Si la présence d’herpès virus simplex et de cytomégalovirus dans le sperme a été décrite depuis longtemps et ne semble pas avoir de retentissement sur la fonction reproductrice, le rôle des spermatozoïdes dans la transmission de ces virus n’est pas encore résolu. A partir de l’adolescence, l’infection à cytomégalovirus est considérée comme acquise essentiellement par voie sexuelle. La fréquence d’isolement du virus à partir du sperme varie de 2,4% chez des sujets hétérosexuels, non infectés par le virus de l’immunodéficience humaine (VIH), à 20 % chez les sujets homosexuels, atteignant 33 % chez ceux d’entre eux qui sont VIH séropositifs. L’examen en microscopie électronique a démontré la présence de particules virales dans les spermatozoïdes d’hommes mais, à ce jour, aucune contamination de l’œuf par des spermatozoïdes infectés ni aucune induction d’anomalies fœtales par transmission verticale n’ont été observées chez l’homme.

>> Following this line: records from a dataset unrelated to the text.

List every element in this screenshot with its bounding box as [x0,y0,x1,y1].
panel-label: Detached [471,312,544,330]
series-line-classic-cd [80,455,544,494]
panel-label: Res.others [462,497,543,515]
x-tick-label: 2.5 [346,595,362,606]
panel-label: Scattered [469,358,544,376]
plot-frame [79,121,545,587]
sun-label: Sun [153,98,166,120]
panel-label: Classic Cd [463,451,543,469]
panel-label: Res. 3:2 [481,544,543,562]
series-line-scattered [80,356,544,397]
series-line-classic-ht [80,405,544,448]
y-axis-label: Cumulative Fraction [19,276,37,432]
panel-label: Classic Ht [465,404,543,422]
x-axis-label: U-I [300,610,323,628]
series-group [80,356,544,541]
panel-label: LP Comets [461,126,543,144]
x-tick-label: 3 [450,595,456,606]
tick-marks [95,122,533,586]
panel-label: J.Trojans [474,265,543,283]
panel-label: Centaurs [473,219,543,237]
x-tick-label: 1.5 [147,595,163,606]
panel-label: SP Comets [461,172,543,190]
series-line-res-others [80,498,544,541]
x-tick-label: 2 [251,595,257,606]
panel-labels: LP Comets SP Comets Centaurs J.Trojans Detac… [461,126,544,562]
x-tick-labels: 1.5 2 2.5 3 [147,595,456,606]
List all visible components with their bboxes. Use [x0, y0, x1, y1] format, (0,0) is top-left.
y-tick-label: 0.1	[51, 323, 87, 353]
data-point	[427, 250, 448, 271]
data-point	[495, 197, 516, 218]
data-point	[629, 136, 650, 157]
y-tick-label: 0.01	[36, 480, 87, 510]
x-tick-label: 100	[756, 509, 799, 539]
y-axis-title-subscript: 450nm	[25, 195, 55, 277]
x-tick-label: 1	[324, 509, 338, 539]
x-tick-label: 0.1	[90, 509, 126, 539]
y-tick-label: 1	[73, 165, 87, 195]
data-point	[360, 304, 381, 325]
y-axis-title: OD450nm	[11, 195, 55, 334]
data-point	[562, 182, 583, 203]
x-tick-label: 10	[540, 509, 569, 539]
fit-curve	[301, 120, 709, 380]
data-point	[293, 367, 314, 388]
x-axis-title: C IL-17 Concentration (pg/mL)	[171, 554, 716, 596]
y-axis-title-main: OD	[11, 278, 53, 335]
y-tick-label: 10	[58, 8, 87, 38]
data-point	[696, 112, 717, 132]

L’herpès virus simplex, notamment le type 2 (HSV-2), a été isolé de prélèvements urétraux, du liquide prostatique et de divers tissus du tractus génital mâle chez des hommes ne présentant aucune lésion génitale et même aucun antécédent d’herpès génitaux. En revanche la plupart des tentatives d’isolement de ce virus à partir du sperme a été infructueuse. Un cas de transmission de HSV-2 après insémination artificielle a cependant été décrit apportant la preuve que le sperme peut véhiculer le virus et le transmettre à l’occasion de rapports sexuels.